It’s Jetsons Time!
While there’s no mention of whether these flying car ideas will be electric or not, these are too cool for us not to cover!
Technology to avoid mid-air collisions will be vital when we’ve all got our own helicopters. Who wouldn’t like to have their own personal flying machine tucked away in the garage? It’s a nice thought, if perhaps a little far-fetched.
Be that as it may, the European Commission is taking the prospect seriously. And it is already worried about how squadrons of non-expert pilots are going to cope with this three-dimensional freedom.

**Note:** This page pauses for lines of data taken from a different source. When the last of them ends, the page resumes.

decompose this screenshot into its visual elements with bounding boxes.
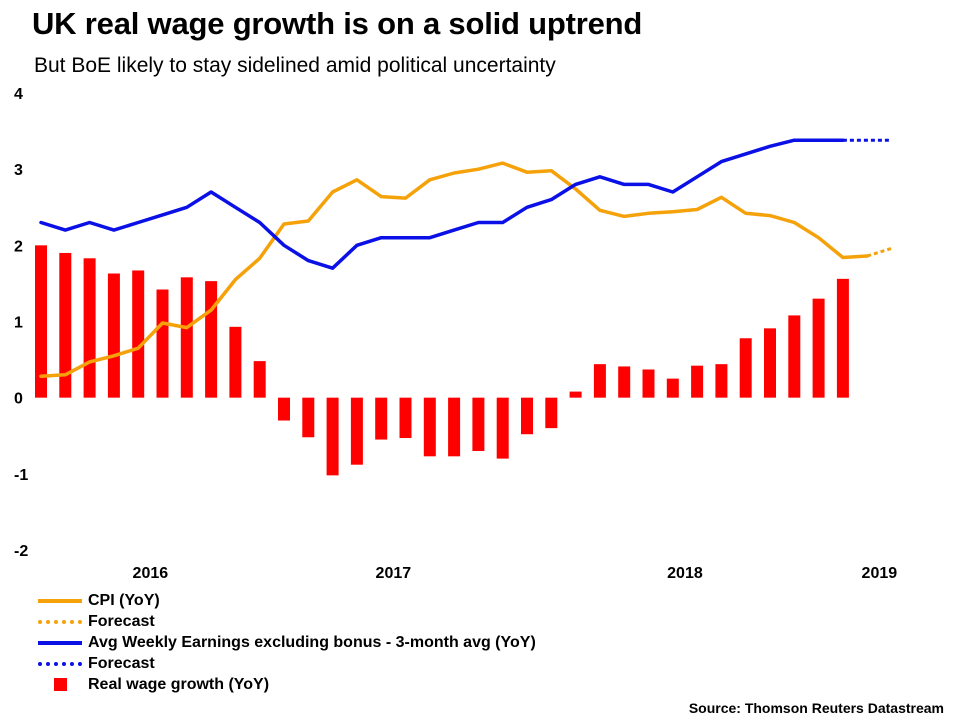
real-wage-bar: [496, 397, 509, 459]
real-wage-bar: [448, 397, 461, 457]
real-wage-bar: [715, 364, 728, 398]
y-tick-label: 4: [14, 86, 23, 103]
x-year-label: 2016: [133, 565, 169, 582]
y-tick-label: -1: [14, 467, 28, 484]
real-wage-bar: [35, 245, 47, 398]
real-wage-bar: [399, 397, 412, 439]
legend-swatch: [38, 653, 82, 674]
legend-label: Forecast: [88, 612, 155, 630]
real-wage-bar: [156, 289, 169, 398]
legend-swatch: [38, 632, 82, 653]
chart-subtitle: But BoE likely to stay sidelined amid po…: [34, 54, 556, 77]
legend-label: Forecast: [88, 654, 155, 672]
real-wage-bar: [423, 397, 436, 457]
legend-item: Avg Weekly Earnings excluding bonus - 3-…: [38, 632, 536, 653]
real-wage-bar: [764, 328, 776, 398]
real-wage-bar: [593, 364, 606, 398]
real-wage-bar: [569, 391, 582, 398]
real-wage-bar: [836, 278, 849, 398]
real-wage-bar: [375, 397, 388, 440]
real-wage-bar: [302, 397, 315, 438]
real-wage-bar: [83, 258, 96, 398]
real-wage-bar: [521, 397, 533, 435]
y-tick-label: 0: [14, 391, 23, 408]
x-year-label: 2019: [862, 565, 898, 582]
source-note: Source: Thomson Reuters Datastream: [688, 700, 944, 716]
real-wage-bar: [642, 369, 655, 398]
legend-swatch: [38, 590, 82, 611]
x-year-label: 2017: [376, 565, 412, 582]
chart-title: UK real wage growth is on a solid uptren…: [32, 6, 643, 41]
y-tick-label: 1: [14, 315, 23, 332]
legend-swatch: [38, 611, 82, 632]
legend-swatch: [38, 674, 82, 695]
legend-item: Real wage growth (YoY): [38, 674, 536, 695]
real-wage-bar: [350, 397, 363, 465]
x-year-label: 2018: [667, 565, 703, 582]
legend-label: Real wage growth (YoY): [88, 675, 270, 693]
real-wage-bar: [253, 361, 266, 398]
real-wage-bar: [812, 298, 825, 398]
legend-label: Avg Weekly Earnings excluding bonus - 3-…: [88, 633, 536, 651]
real-wage-bar: [545, 397, 558, 429]
legend: CPI (YoY) Forecast Avg Weekly Earnings exc…: [38, 590, 536, 695]
legend-label: CPI (YoY): [88, 591, 160, 609]
cpi-forecast-line: [866, 246, 892, 258]
real-wage-bar: [132, 270, 145, 398]
real-wage-bar: [205, 281, 218, 398]
real-wage-bar: [618, 366, 631, 398]
real-wage-bar: [59, 252, 72, 398]
real-wage-bar: [326, 397, 339, 476]
y-tick-label: 2: [14, 238, 23, 255]
real-wage-bar: [691, 365, 704, 398]
legend-item: CPI (YoY): [38, 590, 536, 611]
y-tick-label: -2: [14, 543, 28, 560]
y-tick-label: 3: [14, 162, 23, 179]
real-wage-bar: [739, 338, 752, 398]
real-wage-bar: [229, 326, 242, 398]
real-wage-bar: [180, 277, 193, 398]
earnings-line: [39, 138, 845, 270]
chart-plot: 4 3 2 1 0 -1 -2 2016 2017 2018 2019: [14, 86, 898, 582]
real-wage-bar: [278, 397, 290, 421]
legend-item: Forecast: [38, 653, 536, 674]
legend-item: Forecast: [38, 611, 536, 632]
real-wage-bar: [107, 273, 120, 398]
real-wage-bar: [666, 378, 679, 398]
real-wage-bar: [788, 315, 801, 398]
real-wage-bar: [472, 397, 485, 451]
cpi-line: [39, 161, 869, 379]
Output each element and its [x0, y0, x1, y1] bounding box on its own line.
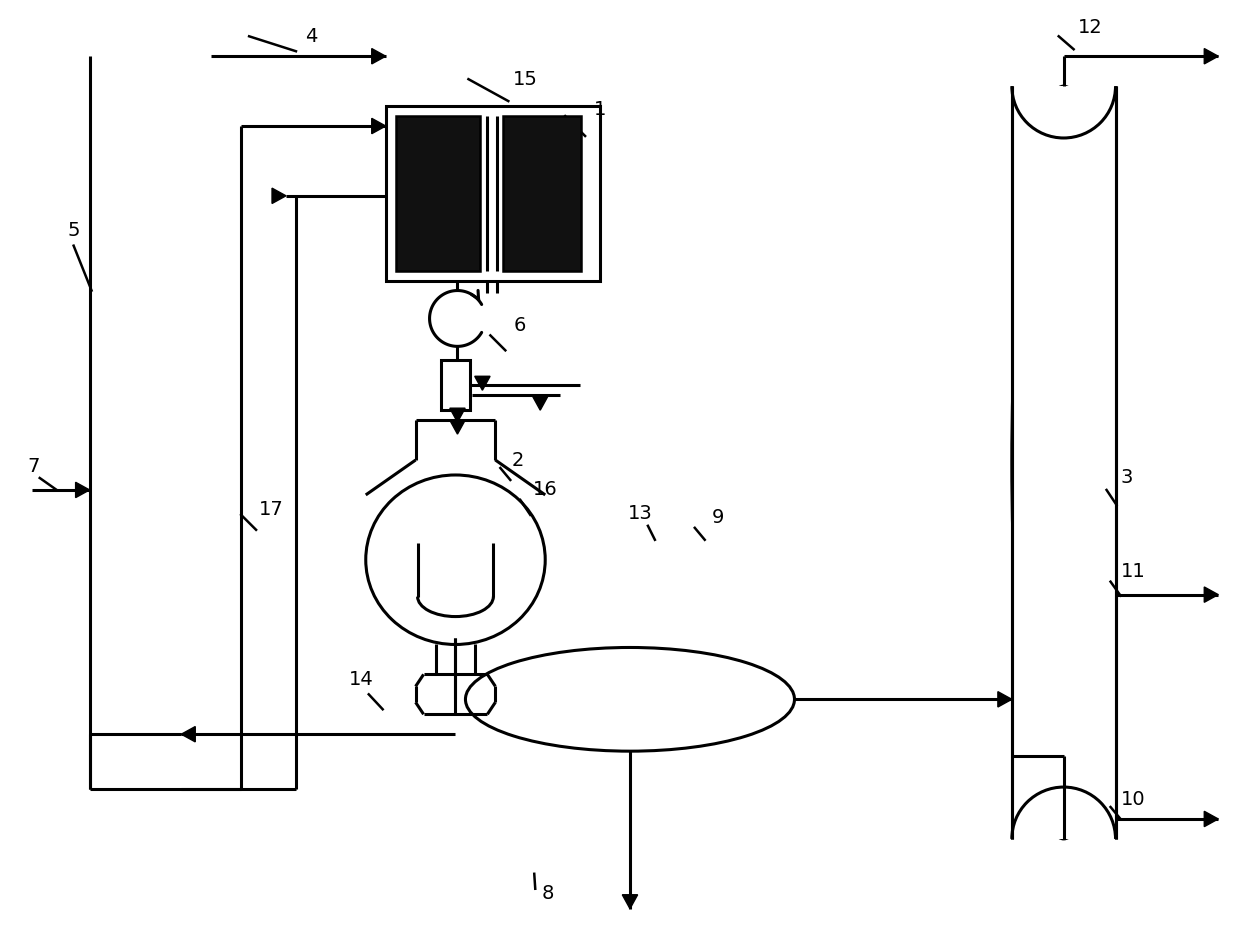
Polygon shape: [181, 727, 195, 742]
Text: 5: 5: [67, 222, 79, 240]
Bar: [386, 106, 600, 281]
Text: 8: 8: [542, 885, 554, 903]
Text: 6: 6: [515, 316, 527, 335]
Polygon shape: [622, 895, 637, 909]
Text: 2: 2: [512, 451, 525, 470]
Text: 9: 9: [712, 508, 724, 528]
Polygon shape: [450, 420, 465, 434]
Polygon shape: [532, 396, 548, 410]
Polygon shape: [272, 188, 286, 204]
Polygon shape: [76, 483, 89, 498]
Polygon shape: [372, 49, 386, 64]
Ellipse shape: [465, 648, 795, 751]
Bar: [503, 116, 582, 270]
Bar: [440, 361, 470, 410]
Text: 12: 12: [1079, 18, 1102, 37]
Bar: [1012, 86, 1116, 839]
Text: 15: 15: [513, 69, 538, 88]
Ellipse shape: [366, 475, 546, 644]
Text: 3: 3: [1120, 469, 1132, 487]
Polygon shape: [372, 118, 386, 133]
Polygon shape: [1204, 811, 1218, 826]
Text: 4: 4: [305, 27, 317, 46]
Text: 1: 1: [594, 100, 606, 118]
Polygon shape: [998, 692, 1012, 707]
Text: 11: 11: [1121, 562, 1146, 581]
Text: 16: 16: [533, 481, 558, 500]
Text: 7: 7: [27, 456, 40, 475]
Polygon shape: [1204, 587, 1218, 602]
Text: 14: 14: [348, 670, 373, 689]
Bar: [396, 116, 480, 270]
Polygon shape: [475, 377, 490, 391]
Polygon shape: [450, 408, 465, 423]
Ellipse shape: [1012, 86, 1116, 839]
Text: 10: 10: [1121, 790, 1146, 808]
Text: 17: 17: [259, 500, 284, 519]
Polygon shape: [1204, 49, 1218, 64]
Text: 13: 13: [627, 504, 652, 523]
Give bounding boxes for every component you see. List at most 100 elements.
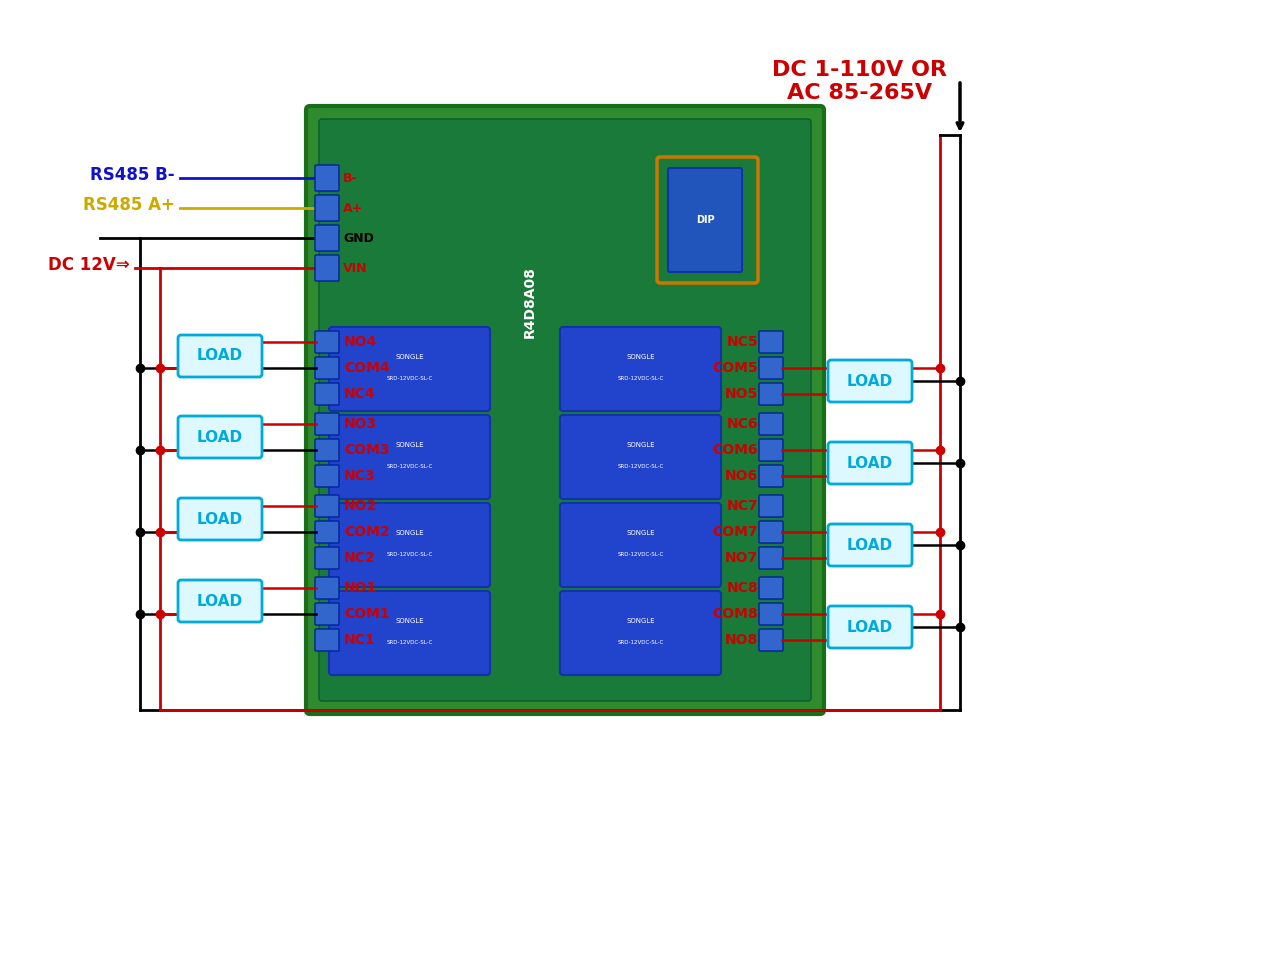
Text: SONGLE: SONGLE — [396, 443, 424, 448]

Will air hogs cause mid-air collisions?
That’s why the EC has kicked off a €4.3 million research project, called MyCopter, that aims to ensure “personal aerial vehicles” (PAVs) can fly automatically in neat, well-spaced “swarms” by sensing the other vehicles around them.
“It is now a question of when we’ll get personal aerial vehicles, not if we’ll get them,” claims Heinrich Bülthoff of the Max Planck Institute for Biological Cybernetics in Tübingen, Germany, who heads the project.
Why does he think the idea of PAVs is not quite so fantastic? Witness Terrafugia, he says, a spin-off from the Massachusetts Institute of Technology, based in Woburn. The firm hopes next year to launch the Transition, a lightweight propeller-powered aircraft that can land on a runway, fold its wings and be driven away like a car – although not everything has gone to plan (see “Flying cars: a chequered history”). What’s more, technologies for lofting and propelling small aircraft are maturing fast, Bülthoff says, thanks to recent developments in helicopter drones.
Despite Terrafugia’s progress, MyCopter is only focusing on helicopter-style PAVs because they won’t need a runway: you can take off from a parking space. “We are looking at vertical take-off and landing because we don’t want to use airports for air commuting. There’s a problem, however: we don’t expect the average car driver to know how to fly a helicopter.”
To begin to address this, MyCopter project members – including researchers at the University of Liverpool in the UK and the Swiss Federal Institute of Technology in Lausanne (EPFL) – aim to establish rules for autonomous flight, including sensing, flocking, control and simulation, and to develop simple user interfaces for pilots.